Case Presentation: A 48-year-old woman with history of anxiety, depression, chronic pain, and polysubstance abuse was brought to the hospital for unusual behavior. She was hospitalized one month prior for behavior change and diagnosed with substance induced psychosis. She returned to the hospital after two weeks of recurrent bizarre behavior at home including wandering disrobed, illogical answers to questions, and homicidal ideation. Neurologic exam was non-focal. Select lab data: Urine tox screen positive for cocaine and cannabis. TSH, B12 levels normal. CRP < 0.4 mg/L, ANA negative. CSF: 1 WBC, 0 RBC, prot 37 mg/dL, CSF IgG Index 1:1, encephalopathy panel negative. The initial leading diagnosis was again substance induced psychosis, though we also considered autoimmune encephalitis and metabolic causes. Psychiatry and neurology consulted. The patient’s behavior did not improve over three weeks with trials of anti-psychotics and benzodiazepines. Lumbar puncture revealed oligoclonal bands with an IgG index of 1:1, suggesting intrathecal IgG synthesis, though encephalopathy panel was negative. Subsequent MRI showed signs of diffuse leukodystrophy (Fig 1), raising concern for a toxic or autoimmune process. The imaging results of diffuse leukoencephalopathy in combination with elevated IgG index was consistent with a diagnosis of levamisole-associated multifocal inflammatory encephalopathy (LAMIE) from levamisole-adulterated cocaine use. There were extensive white matter changes seen on MRI, indicating poor overall prognosis. She was given an empiric trial of neuromodulation with IV methylprednisolone for 5 days. Her symptoms were treated with lorazepam, divalproex, and risperidone. While there was modest reduction in her agitation and impulsivity, her condition did not significantly improve and she was discharged to her family’s care.

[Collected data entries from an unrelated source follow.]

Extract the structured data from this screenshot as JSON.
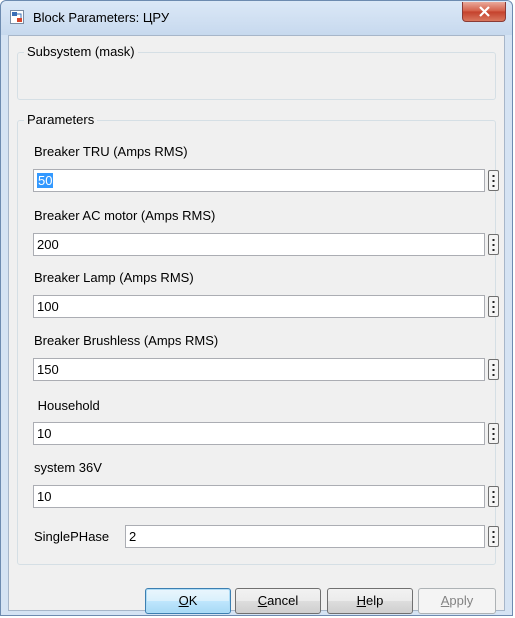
{
  "window": {
    "title": "Block Parameters: ЦРУ",
    "icon": "simulink-block-icon",
    "close_icon": "close-icon"
  },
  "mask_group": {
    "label": "Subsystem (mask)"
  },
  "params_group": {
    "label": "Parameters",
    "fields": [
      {
        "label": "Breaker  TRU (Amps RMS)",
        "value": "50"
      },
      {
        "label": "Breaker AC motor (Amps RMS)",
        "value": "200"
      },
      {
        "label": "Breaker Lamp (Amps RMS)",
        "value": "100"
      },
      {
        "label": "Breaker Brushless (Amps RMS)",
        "value": "150"
      },
      {
        "label": " Household",
        "value": "10"
      },
      {
        "label": "system 36V",
        "value": "10"
      }
    ],
    "inline_field": {
      "label": "SinglePHase",
      "value": "2"
    },
    "menu_icon": "vertical-ellipsis-icon"
  },
  "buttons": {
    "ok": {
      "label": "OK",
      "mnemonic": "O",
      "rest": "K"
    },
    "cancel": {
      "label": "Cancel",
      "mnemonic": "C",
      "rest": "ancel"
    },
    "help": {
      "label": "Help",
      "mnemonic": "H",
      "rest": "elp"
    },
    "apply": {
      "label": "Apply",
      "mnemonic": "A",
      "rest": "pply"
    }
  },
  "colors": {
    "selection": "#3399ff",
    "close_button": "#c4402b",
    "frame": "#d5e3f3"
  }
}
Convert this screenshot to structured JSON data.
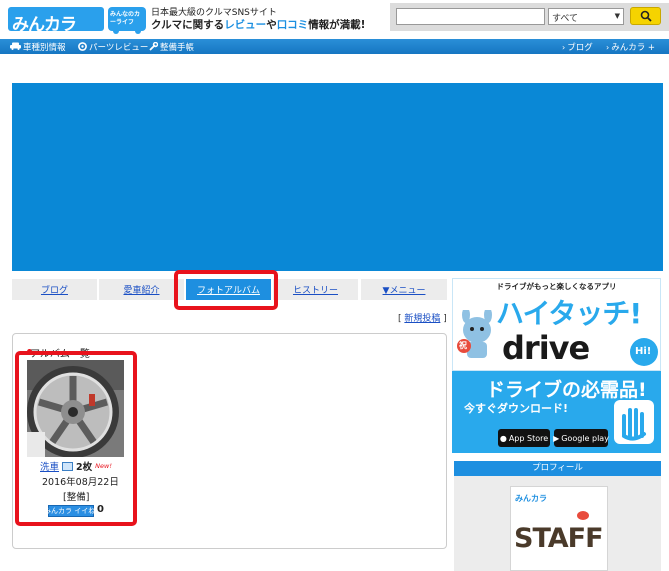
{
  "header": {
    "logo_text": "みんカラ",
    "logo_badge": "みんなのカーライフ",
    "tagline_1": "日本最大級のクルマSNSサイト",
    "tagline_2_a": "クルマに関する",
    "tagline_2_b": "レビュー",
    "tagline_2_c": "や",
    "tagline_2_d": "口コミ",
    "tagline_2_e": "情報が満載!",
    "search": {
      "value": "",
      "select_value": "すべて",
      "button_icon": "search-icon"
    }
  },
  "nav": {
    "left": [
      {
        "label": "車種別情報",
        "icon": "car-icon"
      },
      {
        "label": "パーツレビュー",
        "icon": "gear-icon"
      },
      {
        "label": "整備手帳",
        "icon": "wrench-icon"
      }
    ],
    "right": [
      {
        "label": "ブログ"
      },
      {
        "label": "みんカラ +"
      }
    ]
  },
  "tabs": [
    {
      "label": "ブログ",
      "active": false
    },
    {
      "label": "愛車紹介",
      "active": false
    },
    {
      "label": "フォトアルバム",
      "active": true
    },
    {
      "label": "ヒストリー",
      "active": false
    },
    {
      "label": "▼メニュー",
      "active": false
    }
  ],
  "new_post": {
    "prefix": "[ ",
    "label": "新規投稿",
    "suffix": " ]"
  },
  "album": {
    "title": "アルバム一覧",
    "items": [
      {
        "title": "洗車",
        "count": "2枚",
        "badge": "New!",
        "date": "2016年08月22日",
        "category": "[整備]",
        "iine_label": "みんカラ イイね!",
        "iine_count": "0"
      }
    ]
  },
  "ad": {
    "tagline": "ドライブがもっと楽しくなるアプリ",
    "title": "ハイタッチ!",
    "subtitle": "drive",
    "mascot_badge": "祝",
    "hi_text": "Hi!",
    "mid": "ドライブの必需品!",
    "download": "今すぐダウンロード!",
    "app_store": "App Store",
    "google_play": "Google play"
  },
  "profile": {
    "heading": "プロフィール",
    "logo": "みんカラ",
    "image_text": "STAFF"
  },
  "colors": {
    "brand_blue": "#1e8fe0",
    "highlight_red": "#e8121c",
    "search_yellow": "#f5d300"
  }
}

Discussion: Hospitalists should be familiar with toxic effects of levamisole, a common adulterant of cocaine. While agranulocytosis and cutaneous vasculitis have been well described, a number of recent case reports have described LAMIE. LAMIE is an immune mediated process that causes CNS demyelination, similar in presentation to multiple sclerosis or acute disseminated encephalomyelitis (ADEM). It is characterized by MRI findings with multiple asymmetric white matter lesions, mostly in the periventricular areas. CSF can show pleocytosis, elevated IgG index, or oligoclonal bands, as in our case. A history of cocaine use or positive urine toxicology can distinguish from other etiologies. While there are not clear treatment guidelines, it is treated similarly to other autoimmune disorders with high dose IV steroids. It is also critical that cocaine use, and thus levamisole exposure, is discontinued. While prior case reports have shown favorable prognostic outcomes, our patient unfortunately did not improve. Her prior diagnosis of substance induced psychosis likely delayed her definitive diagnosis of LAMIE and subsequent treatment.
Conclusions: Our patient was diagnosed with LAMIE based on history of cocaine use in setting of characteristic MRI and CSF findings. While uncommon, LAMIE should be considered in patients with persistent neurologic and psychiatric symptoms in the setting of cocaine use. Prompt diagnosis is critical for appropriate interventions.